Small still believed that the killer lived somewhere in the southern highlands, the region that incorporated Belangalo. His plan was to organize a "door to door" survey of the entire area, in search of the murder weapon. The panel disagreed. They reasoned that police resources were stretched to the limit as it was. Most of them felt, particularly Basham, that the person and or weapons that they sought was mentioned somewhere in the mountain of information that had already been received.
As the group reviewed some of the files, one particular statement (Alex Milats) was mentioned. Small told them of the depth of detail it contained and suggested that the person who gave it must possess a "photographic" memory. Basham suggested that to retain such detail could also mean that he might have been part of the events that he had recalled so well. It was an interesting theory. Basham also was of the opinion that more than one person was involved, probably a brother. When part of the ballistic evidence was presented, the panel discussed the scratches that were found on some of the spent projectiles, possibly caused by a crude silencer.
"Well, a silencer could mean that this man is living in a fantasy world," Basham said. "He probably owns a motorcycle too. He considers himself an outlaw."
Milton agreed. He went back to the "brothers" theory. "We could be looking for a group of brothers who spend their time in the forests shooting cans and wounding animals and generally "showing off with each other."
Smalls ears pricked up. "We have a family just like that on file," he said.
"Well watch them closely," Basham replied, "One or more of them could be who you are looking for."
The discussion turned to the probable location of the killer. Milton suggested that the killer might not live in the immediate vicinity but may visit the area regularly and could even own or rent a property near by. After studying maps, they deduced that the killer would most probably live in an area to the North, close to the Hume highway.
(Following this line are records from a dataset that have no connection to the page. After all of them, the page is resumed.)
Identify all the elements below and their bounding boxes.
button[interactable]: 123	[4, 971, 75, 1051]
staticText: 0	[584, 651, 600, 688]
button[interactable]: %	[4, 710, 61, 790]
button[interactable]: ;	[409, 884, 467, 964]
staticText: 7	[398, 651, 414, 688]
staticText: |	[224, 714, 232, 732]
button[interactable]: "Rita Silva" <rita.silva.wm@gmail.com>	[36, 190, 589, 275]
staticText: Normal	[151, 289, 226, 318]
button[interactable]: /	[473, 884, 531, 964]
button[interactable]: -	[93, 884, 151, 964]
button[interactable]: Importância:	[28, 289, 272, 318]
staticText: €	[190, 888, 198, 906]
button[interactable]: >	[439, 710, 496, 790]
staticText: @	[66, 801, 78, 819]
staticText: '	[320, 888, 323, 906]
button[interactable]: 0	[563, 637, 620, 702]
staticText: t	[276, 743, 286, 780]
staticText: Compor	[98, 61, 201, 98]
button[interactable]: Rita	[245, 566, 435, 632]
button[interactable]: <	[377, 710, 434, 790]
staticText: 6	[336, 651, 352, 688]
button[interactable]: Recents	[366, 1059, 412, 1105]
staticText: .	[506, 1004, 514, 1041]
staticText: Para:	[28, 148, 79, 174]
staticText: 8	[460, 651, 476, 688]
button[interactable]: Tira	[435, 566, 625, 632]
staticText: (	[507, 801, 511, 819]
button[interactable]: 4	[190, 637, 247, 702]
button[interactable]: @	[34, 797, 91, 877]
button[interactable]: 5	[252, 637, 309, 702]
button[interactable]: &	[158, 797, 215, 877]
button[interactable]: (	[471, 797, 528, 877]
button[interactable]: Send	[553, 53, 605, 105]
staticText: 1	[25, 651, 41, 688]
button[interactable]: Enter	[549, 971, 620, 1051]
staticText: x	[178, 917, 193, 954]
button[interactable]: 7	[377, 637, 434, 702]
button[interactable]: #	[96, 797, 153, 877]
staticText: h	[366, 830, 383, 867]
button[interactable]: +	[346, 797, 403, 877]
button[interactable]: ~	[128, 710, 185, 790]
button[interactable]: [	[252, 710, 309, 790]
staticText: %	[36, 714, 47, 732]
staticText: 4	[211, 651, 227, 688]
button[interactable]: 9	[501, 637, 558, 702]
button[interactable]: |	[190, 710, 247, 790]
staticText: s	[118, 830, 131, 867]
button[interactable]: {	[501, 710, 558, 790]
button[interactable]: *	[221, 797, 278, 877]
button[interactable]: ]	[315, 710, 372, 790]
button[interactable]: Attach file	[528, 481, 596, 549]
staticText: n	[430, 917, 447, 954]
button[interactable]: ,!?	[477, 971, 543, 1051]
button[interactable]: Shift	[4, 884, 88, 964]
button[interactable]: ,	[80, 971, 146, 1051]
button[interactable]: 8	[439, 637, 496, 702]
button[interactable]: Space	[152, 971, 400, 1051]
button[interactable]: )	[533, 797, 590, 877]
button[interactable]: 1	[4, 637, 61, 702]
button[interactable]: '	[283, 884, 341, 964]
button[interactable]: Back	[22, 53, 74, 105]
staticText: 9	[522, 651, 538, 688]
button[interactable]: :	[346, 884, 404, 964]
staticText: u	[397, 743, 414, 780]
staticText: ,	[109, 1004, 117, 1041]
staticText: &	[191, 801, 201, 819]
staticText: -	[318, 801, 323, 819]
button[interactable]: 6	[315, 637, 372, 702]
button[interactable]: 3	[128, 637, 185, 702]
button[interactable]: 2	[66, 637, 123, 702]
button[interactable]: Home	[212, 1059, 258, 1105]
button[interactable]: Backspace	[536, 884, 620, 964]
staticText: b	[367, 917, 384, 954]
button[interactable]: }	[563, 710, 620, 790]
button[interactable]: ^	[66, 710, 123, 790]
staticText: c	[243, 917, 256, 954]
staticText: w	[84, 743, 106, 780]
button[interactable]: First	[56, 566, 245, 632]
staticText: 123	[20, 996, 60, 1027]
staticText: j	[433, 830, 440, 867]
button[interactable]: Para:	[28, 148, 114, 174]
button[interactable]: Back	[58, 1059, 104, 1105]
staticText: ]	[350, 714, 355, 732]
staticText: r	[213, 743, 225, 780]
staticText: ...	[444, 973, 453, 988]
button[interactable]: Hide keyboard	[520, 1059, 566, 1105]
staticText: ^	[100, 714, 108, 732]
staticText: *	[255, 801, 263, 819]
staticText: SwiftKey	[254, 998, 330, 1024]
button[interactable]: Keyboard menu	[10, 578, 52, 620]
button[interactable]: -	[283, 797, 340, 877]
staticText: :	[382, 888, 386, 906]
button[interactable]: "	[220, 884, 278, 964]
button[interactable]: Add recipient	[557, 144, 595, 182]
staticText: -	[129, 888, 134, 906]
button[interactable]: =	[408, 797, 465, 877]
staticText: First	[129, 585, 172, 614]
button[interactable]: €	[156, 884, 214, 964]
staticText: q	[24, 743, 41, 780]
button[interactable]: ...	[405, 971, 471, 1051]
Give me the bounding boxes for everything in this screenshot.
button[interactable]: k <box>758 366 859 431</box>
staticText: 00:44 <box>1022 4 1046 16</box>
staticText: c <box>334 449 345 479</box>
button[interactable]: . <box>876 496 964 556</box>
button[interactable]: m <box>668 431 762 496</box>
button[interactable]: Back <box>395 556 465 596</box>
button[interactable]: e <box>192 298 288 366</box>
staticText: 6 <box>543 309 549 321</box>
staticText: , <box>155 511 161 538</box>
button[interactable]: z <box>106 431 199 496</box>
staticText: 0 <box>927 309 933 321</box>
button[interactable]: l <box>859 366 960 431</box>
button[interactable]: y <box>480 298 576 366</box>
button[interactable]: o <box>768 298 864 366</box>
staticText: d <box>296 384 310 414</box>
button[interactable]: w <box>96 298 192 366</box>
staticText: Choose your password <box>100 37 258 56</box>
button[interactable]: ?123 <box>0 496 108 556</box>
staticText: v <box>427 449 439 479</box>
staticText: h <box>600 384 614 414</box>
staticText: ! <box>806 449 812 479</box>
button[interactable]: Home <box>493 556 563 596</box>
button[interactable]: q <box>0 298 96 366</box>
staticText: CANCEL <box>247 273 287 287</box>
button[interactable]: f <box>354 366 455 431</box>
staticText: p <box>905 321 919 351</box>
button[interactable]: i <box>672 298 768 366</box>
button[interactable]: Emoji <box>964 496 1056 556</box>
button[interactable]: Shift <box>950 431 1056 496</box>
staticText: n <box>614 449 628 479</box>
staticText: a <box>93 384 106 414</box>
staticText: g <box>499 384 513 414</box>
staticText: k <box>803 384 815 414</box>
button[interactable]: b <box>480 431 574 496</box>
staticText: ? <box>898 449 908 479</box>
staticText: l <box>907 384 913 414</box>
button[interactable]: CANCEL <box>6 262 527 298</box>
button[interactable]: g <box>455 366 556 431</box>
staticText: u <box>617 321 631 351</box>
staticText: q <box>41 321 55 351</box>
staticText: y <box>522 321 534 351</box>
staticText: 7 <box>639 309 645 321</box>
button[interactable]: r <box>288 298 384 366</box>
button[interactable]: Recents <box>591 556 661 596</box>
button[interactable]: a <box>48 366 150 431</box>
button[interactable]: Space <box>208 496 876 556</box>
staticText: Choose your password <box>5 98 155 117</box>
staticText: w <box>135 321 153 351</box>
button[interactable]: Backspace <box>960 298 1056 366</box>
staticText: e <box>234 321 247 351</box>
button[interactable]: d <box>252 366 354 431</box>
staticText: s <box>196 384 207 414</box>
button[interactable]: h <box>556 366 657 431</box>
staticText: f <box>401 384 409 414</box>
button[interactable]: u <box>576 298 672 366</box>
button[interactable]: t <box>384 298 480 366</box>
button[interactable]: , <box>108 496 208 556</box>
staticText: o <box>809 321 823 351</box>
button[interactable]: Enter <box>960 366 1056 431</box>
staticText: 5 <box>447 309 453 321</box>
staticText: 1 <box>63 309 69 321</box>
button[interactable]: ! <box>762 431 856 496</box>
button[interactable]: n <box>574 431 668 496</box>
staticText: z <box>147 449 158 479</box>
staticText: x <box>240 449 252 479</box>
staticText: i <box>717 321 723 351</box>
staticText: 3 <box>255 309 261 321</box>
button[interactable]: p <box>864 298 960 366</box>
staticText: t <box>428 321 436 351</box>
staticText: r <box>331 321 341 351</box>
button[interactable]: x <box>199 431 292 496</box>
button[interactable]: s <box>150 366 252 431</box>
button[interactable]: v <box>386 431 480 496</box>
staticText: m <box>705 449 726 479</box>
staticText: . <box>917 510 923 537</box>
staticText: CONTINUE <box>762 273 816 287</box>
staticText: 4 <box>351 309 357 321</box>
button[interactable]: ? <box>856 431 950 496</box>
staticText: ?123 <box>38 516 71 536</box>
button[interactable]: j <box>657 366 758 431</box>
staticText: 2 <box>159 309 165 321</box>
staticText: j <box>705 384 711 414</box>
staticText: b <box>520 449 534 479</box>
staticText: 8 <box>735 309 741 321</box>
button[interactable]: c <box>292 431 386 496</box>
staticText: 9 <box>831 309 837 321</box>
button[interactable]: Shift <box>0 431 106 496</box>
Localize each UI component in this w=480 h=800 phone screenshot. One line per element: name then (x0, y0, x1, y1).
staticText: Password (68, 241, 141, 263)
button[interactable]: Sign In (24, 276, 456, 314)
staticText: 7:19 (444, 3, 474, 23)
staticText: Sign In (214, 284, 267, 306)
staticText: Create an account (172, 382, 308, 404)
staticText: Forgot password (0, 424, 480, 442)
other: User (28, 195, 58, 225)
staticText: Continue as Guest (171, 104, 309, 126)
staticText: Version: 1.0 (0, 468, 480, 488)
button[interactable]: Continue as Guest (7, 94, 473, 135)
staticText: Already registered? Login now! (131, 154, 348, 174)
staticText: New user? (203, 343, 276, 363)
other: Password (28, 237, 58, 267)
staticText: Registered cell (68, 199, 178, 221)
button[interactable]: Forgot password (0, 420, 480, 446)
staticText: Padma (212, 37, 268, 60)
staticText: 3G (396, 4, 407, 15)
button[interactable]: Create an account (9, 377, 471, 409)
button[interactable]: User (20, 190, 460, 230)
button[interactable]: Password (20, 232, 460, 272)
The fact that all of the victims had, at some stage, been seen at or near Liverpool and their bodies found in Belangalo forest strengthened that theory.
The members of the panel were unaware of the interest the police were taking in the Milat family, in fact their name hadnt been mentioned during the briefing. Small knew that they still had a long way to go to build a case but couldnt help thinking how closely the Milat family matched the theories.